Honestly, Justin Bieber has about a billion fans, more money than God, and is on top of the world. Why does he need photo fakery at this point? What’s the gain here? Is this all ego now, are we just pandering to the richest manchild on the block? And it’s not like he’s a fat, three-armed circus person without the use of photoshop, so who cares? You’re just making the rest of the world feel bad and making Calvin Klein and Bieber look like complete idiots as a result of all of this being exposed, which was obviously going to happen.
And that brings us to this – isn’t this obvious? Did Calvin Klein know this was going to happen? You bet they did. Of course they did. Of course the untouched photos just “leaked” somehow, like they were printed off at the local library and someone left their SD card in the computer by mistake, right? Come on now. Taking pics of a celebrity for your underwear ads will get 1000 people’s attention. Taking pics and then knowingly, glaringly photoshopping them while making the originals accidentally available will allow the TMZ’s and other media Colombo’s of the world salivate at the prospect of breaking this hard hitting and deeply mysterious story in a way that ensures it stays in trending news for what, three days now? The better part of a week. And it’ll keep going, now that it’s “controversial.” That’s how you run an ad campaign.

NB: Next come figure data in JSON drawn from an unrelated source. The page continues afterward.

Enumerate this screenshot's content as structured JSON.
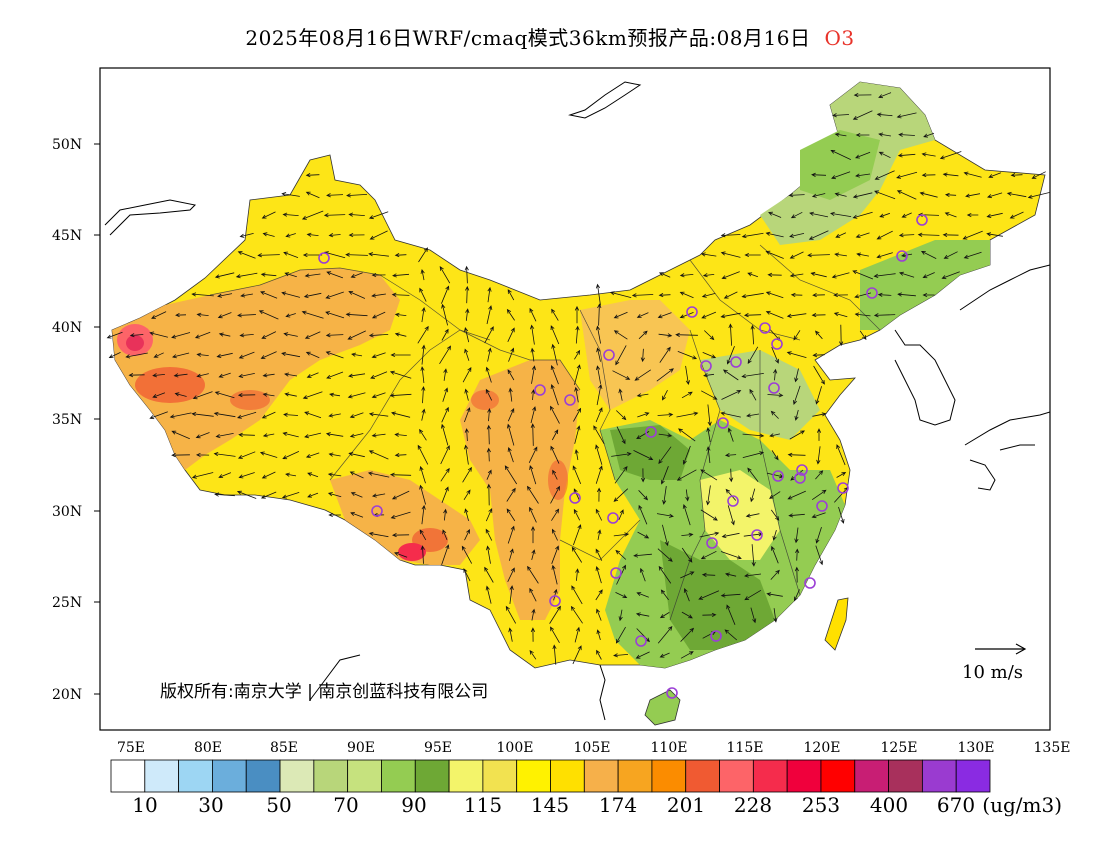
{
  "title": {
    "main": "2025年08月16日WRF/cmaq模式36km预报产品:08月16日",
    "pollutant": "O3"
  },
  "map": {
    "lat_ticks": [
      "20N",
      "25N",
      "30N",
      "35N",
      "40N",
      "45N",
      "50N"
    ],
    "lon_ticks": [
      "75E",
      "80E",
      "85E",
      "90E",
      "95E",
      "100E",
      "105E",
      "110E",
      "115E",
      "120E",
      "125E",
      "130E",
      "135E"
    ],
    "copyright": "版权所有:南京大学 | 南京创蓝科技有限公司",
    "wind_reference": "10 m/s",
    "colors": {
      "dominant_west": "#f6a637",
      "dominant_center": "#ffe600",
      "dominant_east": "#8ac44b",
      "peak": "#e8325a",
      "station_marker": "#9b3fd6"
    }
  },
  "colorbar": {
    "unit": "(ug/m3)",
    "labels": [
      "10",
      "30",
      "50",
      "70",
      "90",
      "115",
      "145",
      "174",
      "201",
      "228",
      "253",
      "400",
      "670"
    ],
    "colors": [
      "#ffffff",
      "#cfeafa",
      "#9dd6f3",
      "#6baedc",
      "#4a8ec2",
      "#dce9b6",
      "#b8d67a",
      "#c6e27e",
      "#94cc52",
      "#6ea835",
      "#f3f46a",
      "#f2e250",
      "#fff200",
      "#ffe000",
      "#f6b04a",
      "#f7a520",
      "#fb8c00",
      "#f05a32",
      "#fd6468",
      "#f52c4c",
      "#f0003c",
      "#ff0000",
      "#c81e74",
      "#a8305c",
      "#9a3bd0",
      "#8a2be2"
    ]
  }
}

Sure, Bieber in panties is a great way to get the attention of teen girls. But a Bieber scandal, Bieber who everyone loves to hate, who most media outlets are always waiting on to screw up somehow so they can make fun of him, this is just spoon feeding them baby food. Whoever runs marketing at Calvin Klein is a bloody genius for finding a spokesman they could run both legitimately to appeal to his fans, and then who they could screw over so his non-fans could get involved, too. The only one who probably had no idea he was going to be raked over the coals for this whole campaign was Bieber himself who seems far too into himself to realize how easy it was for Calvin Klein to play him.
So hat’s off to CK for using and abusing a spokesperson for financial gain. You guys are cold. But it works.